The Stop Button


Last Resort (1986, Zane Buzby)


Jon Lovitz and Charles Grodin star in LAST RESORT, directed by Zane Buzby for Concorde.

Last Resort is not a bad movie in any traditional way. It’s incompetent to the degree I don’t understand–nor can I imagine–how Charles Grodin ended up starring in it. Julie Corman–Roger’s wife–produced the film and, maybe, her attention to detail is why it looks like the film shot in Southern California for most of its scenes (it’s set on a tropical island). The water shots, however, appear to have been shot a public beach somewhere. While I’m far from an expert on judging film stock from bad DVD transfers… it looks like Last Resort shot on video (maybe better than half-inch, maybe not) and then got transferred over to film. It looks identical to an episode of “WKRP”–no knocks to the mighty ‘KRP, but it is a famous shot-on-video example. It’s Charles Grodin… maybe he made some bad investments or needed a new house, but I can’t imagine they were paying much….

And then the rest of the cast is interesting both in placing the movie’s “artistic” movement. It’s from the writers of Revenge of the Nerds, which–I’m fairly sure–shot on film, but the cast isn’t quite as first-rate as Nerds. While it was interesting to see Brenda Bakke again (Bakke disappeared in the mid-1990s, never recognized for her outstanding performance on “American Gothic”), I mostly noticed Mario Van Peebles.

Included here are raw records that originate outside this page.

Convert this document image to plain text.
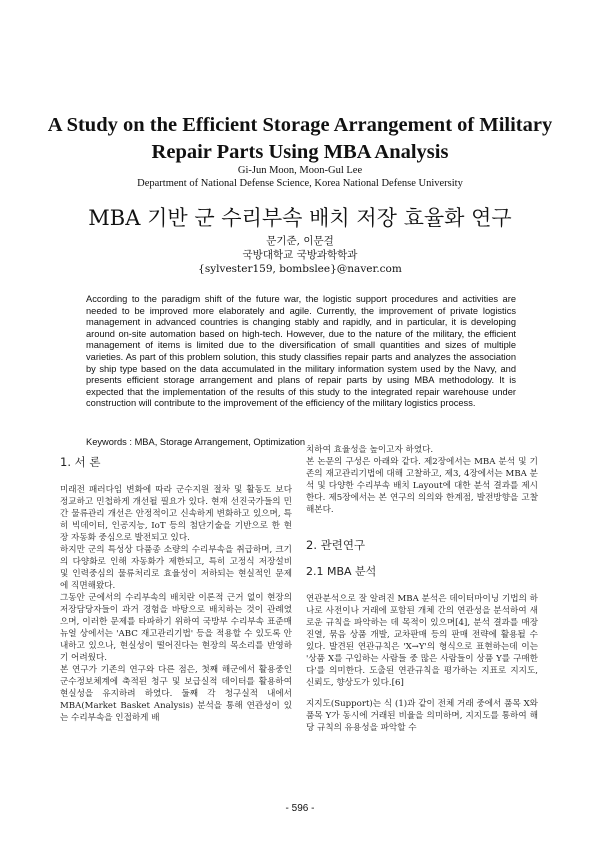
A Study on the Efficient Storage Arrangement of Military Repair Parts Using MBA Analysis
Gi-Jun Moon, Moon-Gul Lee
Department of National Defense Science, Korea National Defense University
MBA 기반 군 수리부속 배치 저장 효율화 연구
문기준, 이문걸
국방대학교 국방과학학과
{sylvester159, bombslee}@naver.com

According to the paradigm shift of the future war, the logistic support procedures and activities are needed to be improved more elaborately and agile. Currently, the improvement of private logistics management in advanced countries is changing stably and rapidly, and in particular, it is developing around on-site automation based on high-tech. However, due to the nature of the military, the efficient management of items is limited due to the diversification of small quantities and sizes of multiple varieties. As part of this problem solution, this study classifies repair parts and analyzes the association by ship type based on the data accumulated in the military information system used by the Navy, and presents efficient storage arrangement and plans of repair parts by using MBA methodology. It is expected that the implementation of the results of this study to the integrated repair warehouse under construction will contribute to the improvement of the efficiency of the military logistics process.

Keywords : MBA, Storage Arrangement, Optimization
1. 서 론

미래전 패러다임 변화에 따라 군수지원 절차 및 활동도 보다 정교하고 민첩하게 개선될 필요가 있다. 현재 선진국가들의 민간 물류관리 개선은 안정적이고 신속하게 변화하고 있으며, 특히 빅데이터, 인공지능, IoT 등의 첨단기술을 기반으로 한 현장 자동화 중심으로 발전되고 있다.

하지만 군의 특성상 다품종 소량의 수리부속을 취급하며, 크기의 다양화로 인해 자동화가 제한되고, 특히 고정식 저장설비 및 인력중심의 물류처리로 효율성이 저하되는 현실적인 문제에 직면해왔다.

그동안 군에서의 수리부속의 배치란 이론적 근거 없이 현장의 저장담당자들이 과거 경험을 바탕으로 배치하는 것이 관례였으며, 이러한 문제를 타파하기 위하여 국방부 수리부속 표준매뉴얼 상에서는 'ABC 재고관리기법' 등을 적용할 수 있도록 안내하고 있으나, 현실성이 떨어진다는 현장의 목소리를 반영하기 어려웠다.

본 연구가 기존의 연구와 다른 점은, 첫째 해군에서 활용중인 군수정보체계에 축적된 청구 및 보급실적 데이터를 활용하여 현실성을 유지하려 하였다. 둘째 각 청구실적 내에서 MBA(Market Basket Analysis) 분석을 통해 연관성이 있는 수리부속을 인접하게 배

치하여 효율성을 높이고자 하였다.

본 논문의 구성은 아래와 같다. 제2장에서는 MBA 분석 및 기존의 재고관리기법에 대해 고찰하고, 제3, 4장에서는 MBA 분석 및 다양한 수리부속 배치 Layout에 대한 분석 결과를 제시한다. 제5장에서는 본 연구의 의의와 한계점, 발전방향을 고찰해본다.

2. 관련연구
2.1 MBA 분석

연관분석으로 잘 알려진 MBA 분석은 데이터마이닝 기법의 하나로 사전이나 거래에 포함된 개체 간의 연관성을 분석하여 새로운 규칙을 파악하는 데 목적이 있으며[4], 분석 결과를 매장 진열, 묶음 상품 개발, 교차판매 등의 판매 전략에 활용될 수 있다. 발견된 연관규칙은 'X→Y'의 형식으로 표현하는데 이는 '상품 X를 구입하는 사람들 중 많은 사람들이 상품 Y를 구매한다'를 의미한다. 도출된 연관규칙을 평가하는 지표로 지지도, 신뢰도, 향상도가 있다.[6]

지지도(Support)는 식 (1)과 같이 전체 거래 중에서 품목 X와 품목 Y가 동시에 거래된 비율을 의미하며, 지지도를 통하여 해당 규칙의 유용성을 파악할 수

- 596 -
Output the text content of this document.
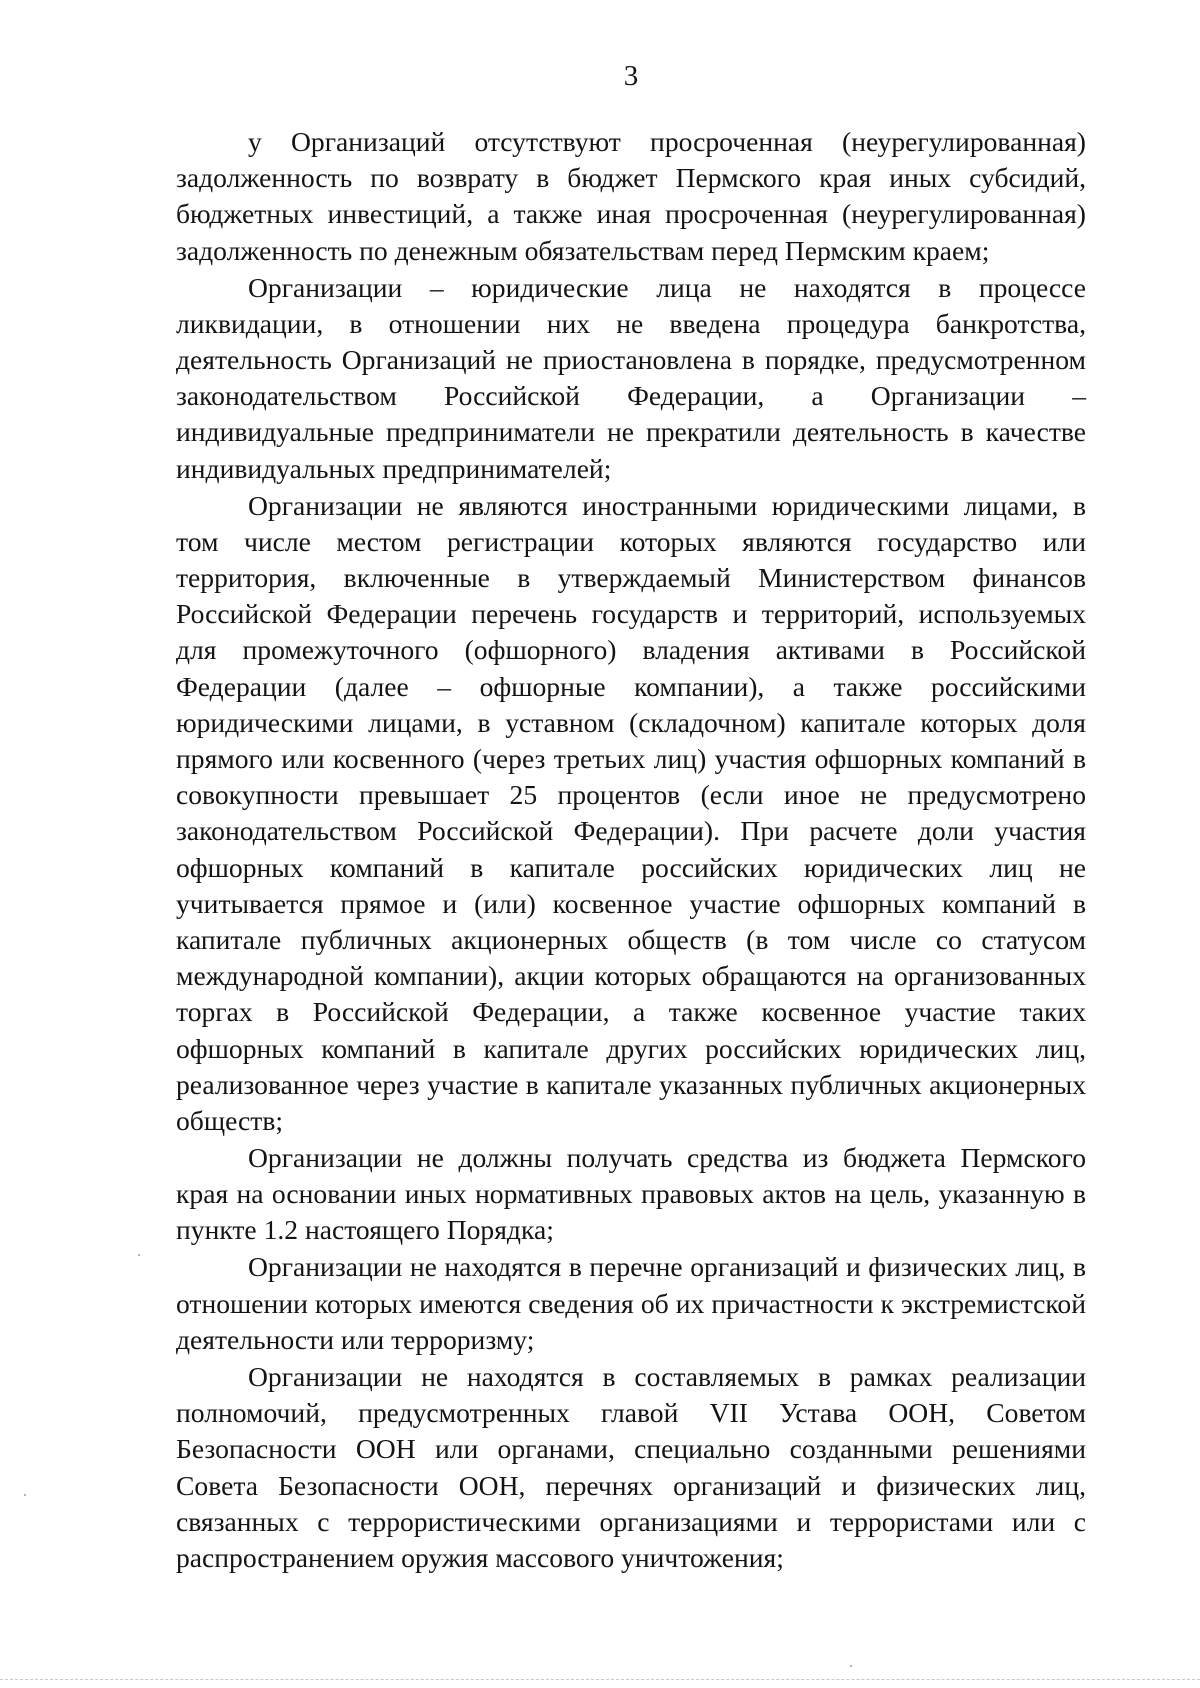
3

у Организаций отсутствуют просроченная (неурегулированная) задолженность по возврату в бюджет Пермского края иных субсидий, бюджетных инвестиций, а также иная просроченная (неурегулированная) задолженность по денежным обязательствам перед Пермским краем;

Организации – юридические лица не находятся в процессе ликвидации, в отношении них не введена процедура банкротства, деятельность Организаций не приостановлена в порядке, предусмотренном законодательством Российской Федерации, а Организации – индивидуальные предприниматели не прекратили деятельность в качестве индивидуальных предпринимателей;

Организации не являются иностранными юридическими лицами, в том числе местом регистрации которых являются государство или территория, включенные в утверждаемый Министерством финансов Российской Федерации перечень государств и территорий, используемых для промежуточного (офшорного) владения активами в Российской Федерации (далее – офшорные компании), а также российскими юридическими лицами, в уставном (складочном) капитале которых доля прямого или косвенного (через третьих лиц) участия офшорных компаний в совокупности превышает 25 процентов (если иное не предусмотрено законодательством Российской Федерации). При расчете доли участия офшорных компаний в капитале российских юридических лиц не учитывается прямое и (или) косвенное участие офшорных компаний в капитале публичных акционерных обществ (в том числе со статусом международной компании), акции которых обращаются на организованных торгах в Российской Федерации, а также косвенное участие таких офшорных компаний в капитале других российских юридических лиц, реализованное через участие в капитале указанных публичных акционерных обществ;

Организации не должны получать средства из бюджета Пермского края на основании иных нормативных правовых актов на цель, указанную в пункте 1.2 настоящего Порядка;

Организации не находятся в перечне организаций и физических лиц, в отношении которых имеются сведения об их причастности к экстремистской деятельности или терроризму;

Организации не находятся в составляемых в рамках реализации полномочий, предусмотренных главой VII Устава ООН, Советом Безопасности ООН или органами, специально созданными решениями Совета Безопасности ООН, перечнях организаций и физических лиц, связанных с террористическими организациями и террористами или с распространением оружия массового уничтожения;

Bakke’s barely in it and it is funny to wonder if Clint Eastwood screened Last Resort when considering Van Peebles for Heartbreak Ridge, but Jon Lovitz and Phil Hartman are in it too. Hartman’s got a lousy restrained role, but Lovitz is actually really funny.

When the movie started, the terrible production quality screamed, but it seemed like a really cheap Charles Grodin vehicle. He had some funny lines, some funny Charles Grodin rants, but then they got to the island and the script stopped making any sense at all. It’s an eighty-four minute movie (the last forty move super fast thank goodness) but I was constantly confused. It’s an exceptional example of incoherent storytelling and general terribleness. It’s the kind of thing “USA Up All Night” played when they ran out of money.

But I do think I’ll read Grodin’s autobiography now, because I need to understand this film… how it was made, how someone got a bank to lend someone else money for this film… I’m perplexed. I mean, I couldn’t turn it off–I had to see it to believe it. It’d have been unimaginable otherwise. It’s a unicorn or something.

0/4ⓏⒺⓇⓄ

CREDITS

Directed by Zane Buzby; written by Steve Zacharias and Jeff Buhai; directors of photography, Stephen Katz and Alex Nepomniaschy; edited by Gregory Scherick; music by Steve Nelson and Thom Sharp; produced by Julie Corman; released by Concorde.

Starring Charles Grodin (George Lollar), Robin Pearson Rose (Sheila Lollar), John Ashton (Phil Cocoran), Megan Mullally (Jessica Lollar), Christopher Ames (Brad Lollar), Scott Nemes (Bobby Lollar), Mario Van Peebles (Pino), Jon Lovitz (Bartender), Phil Hartman (Jean-Michel), David Mirkin (Walter Ambrose) and Brenda Bakke (Veroneeka).